# Trigger question: 92FS vs 92A1



## j3sterX (May 6, 2011)

Hi all, brand new to guns and this forum. I am highly considering the 92A1 as my first handgun. However, the range only has the 92FS for rent, which I shot today. Loved the feel of the 92FS, but the trigger pull felt a bit iffy toward the end of the squeeze. Do all variations of the 92 have the same trigger pull? If so, is there anything to remedy it? The trigger is not a deal-breaker, but I feel it's a good idea to be informed before I buy. Thanks in advance! :smt033


----------



## VAMarine (Dec 25, 2008)

Individual trigger feel is going to vary from gun to gun depending on number of rounds fired and level of care and maintenance etc., most rental guns see lots of rounds, but little maintenance. So....what does that mean? Probably that the triggers will be very similar but could still be somewhat different. To the best of my knowledge, the trigger mechanics did not change between the 92FS and the 92A1.

Who knows, a little oil & cleaning on the rental gun could have improved it's characteristics...


----------



## j3sterX (May 6, 2011)

Ah yea i didn't even think about that. Makes sense since the glock I fired at that range looked and shot like it was dirty as hell. Thanks for the feedback!


----------



## haycreek (Jun 30, 2011)

Install a "D" [16 pound} hammer mainspring, and the heavy double action trigger pull will feel better. Some folks do that.


----------



## Shipwreck (Jan 26, 2006)

I have eight 92s. There is some slight variation in some of them. Itw ill vary from specimen to specimen.

One of my compact 92s did not have the best trigger. I had some extra hammers. I swapped the hammer with an extra one. At that point, the trigger pull matched the others.

So, quite often it is just some issues with the hammer and/or sear.
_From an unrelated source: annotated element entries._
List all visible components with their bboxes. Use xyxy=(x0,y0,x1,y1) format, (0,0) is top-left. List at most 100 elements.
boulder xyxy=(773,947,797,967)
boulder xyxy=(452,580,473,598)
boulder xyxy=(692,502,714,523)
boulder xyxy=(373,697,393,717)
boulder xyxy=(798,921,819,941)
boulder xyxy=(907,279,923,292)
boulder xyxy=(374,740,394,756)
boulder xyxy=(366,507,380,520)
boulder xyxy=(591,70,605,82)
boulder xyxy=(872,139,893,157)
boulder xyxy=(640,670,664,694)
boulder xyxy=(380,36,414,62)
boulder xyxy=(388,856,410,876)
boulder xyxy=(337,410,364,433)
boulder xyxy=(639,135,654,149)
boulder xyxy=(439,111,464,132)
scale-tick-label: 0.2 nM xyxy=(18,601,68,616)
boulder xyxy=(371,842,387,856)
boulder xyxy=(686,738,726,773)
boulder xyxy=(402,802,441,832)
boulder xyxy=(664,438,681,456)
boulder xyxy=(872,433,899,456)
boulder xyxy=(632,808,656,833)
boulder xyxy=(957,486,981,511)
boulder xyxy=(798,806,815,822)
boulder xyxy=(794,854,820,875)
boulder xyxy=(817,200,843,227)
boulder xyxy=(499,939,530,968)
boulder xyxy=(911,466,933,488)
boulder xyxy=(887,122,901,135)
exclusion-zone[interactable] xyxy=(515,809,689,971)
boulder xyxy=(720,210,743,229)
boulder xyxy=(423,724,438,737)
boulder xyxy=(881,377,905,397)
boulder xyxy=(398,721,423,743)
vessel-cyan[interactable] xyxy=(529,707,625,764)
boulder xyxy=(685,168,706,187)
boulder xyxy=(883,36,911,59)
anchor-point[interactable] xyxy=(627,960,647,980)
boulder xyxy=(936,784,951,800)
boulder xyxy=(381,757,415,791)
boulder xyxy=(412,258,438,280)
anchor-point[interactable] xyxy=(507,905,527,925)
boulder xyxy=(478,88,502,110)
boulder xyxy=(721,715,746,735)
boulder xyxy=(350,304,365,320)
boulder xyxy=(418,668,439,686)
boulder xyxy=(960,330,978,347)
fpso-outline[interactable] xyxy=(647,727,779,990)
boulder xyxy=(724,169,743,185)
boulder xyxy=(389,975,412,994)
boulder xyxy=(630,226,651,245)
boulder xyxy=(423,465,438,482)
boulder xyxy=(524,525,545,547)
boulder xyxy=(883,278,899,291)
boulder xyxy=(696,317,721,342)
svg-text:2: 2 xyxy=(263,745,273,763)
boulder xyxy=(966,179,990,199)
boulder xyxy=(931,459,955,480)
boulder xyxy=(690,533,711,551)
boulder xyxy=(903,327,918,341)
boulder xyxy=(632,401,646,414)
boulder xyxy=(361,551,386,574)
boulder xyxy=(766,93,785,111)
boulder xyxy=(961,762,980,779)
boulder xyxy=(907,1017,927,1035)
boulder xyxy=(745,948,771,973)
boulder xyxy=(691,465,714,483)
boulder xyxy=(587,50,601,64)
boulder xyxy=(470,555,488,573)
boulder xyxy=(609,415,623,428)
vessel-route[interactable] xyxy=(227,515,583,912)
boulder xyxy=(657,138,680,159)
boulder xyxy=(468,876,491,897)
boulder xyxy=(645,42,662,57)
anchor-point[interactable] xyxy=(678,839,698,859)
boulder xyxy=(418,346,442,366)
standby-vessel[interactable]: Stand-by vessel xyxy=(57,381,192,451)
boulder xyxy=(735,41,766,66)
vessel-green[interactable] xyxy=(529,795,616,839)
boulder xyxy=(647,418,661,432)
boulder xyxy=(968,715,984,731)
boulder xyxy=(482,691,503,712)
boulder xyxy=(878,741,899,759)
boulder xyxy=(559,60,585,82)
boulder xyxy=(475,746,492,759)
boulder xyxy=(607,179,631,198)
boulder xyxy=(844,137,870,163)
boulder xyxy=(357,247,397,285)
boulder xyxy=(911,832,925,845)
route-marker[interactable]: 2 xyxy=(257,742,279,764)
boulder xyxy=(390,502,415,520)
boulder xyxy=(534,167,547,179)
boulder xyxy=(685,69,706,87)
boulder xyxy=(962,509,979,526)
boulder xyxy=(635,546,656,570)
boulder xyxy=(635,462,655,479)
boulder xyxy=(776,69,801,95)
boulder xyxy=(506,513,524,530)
Some have better pulls than others.

Check the SA pull in the store - and if they have more than 1, compare them. Get the one you like the best


----------



## denner (Jun 3, 2011)

"a bit iffy toward the end of the squeeze" can you be a little more specific? A bit iffy as in takeup in single action? If in single action you should have a little takeup to the wall and a very crisp break. My double action is smooth but longggg.


----------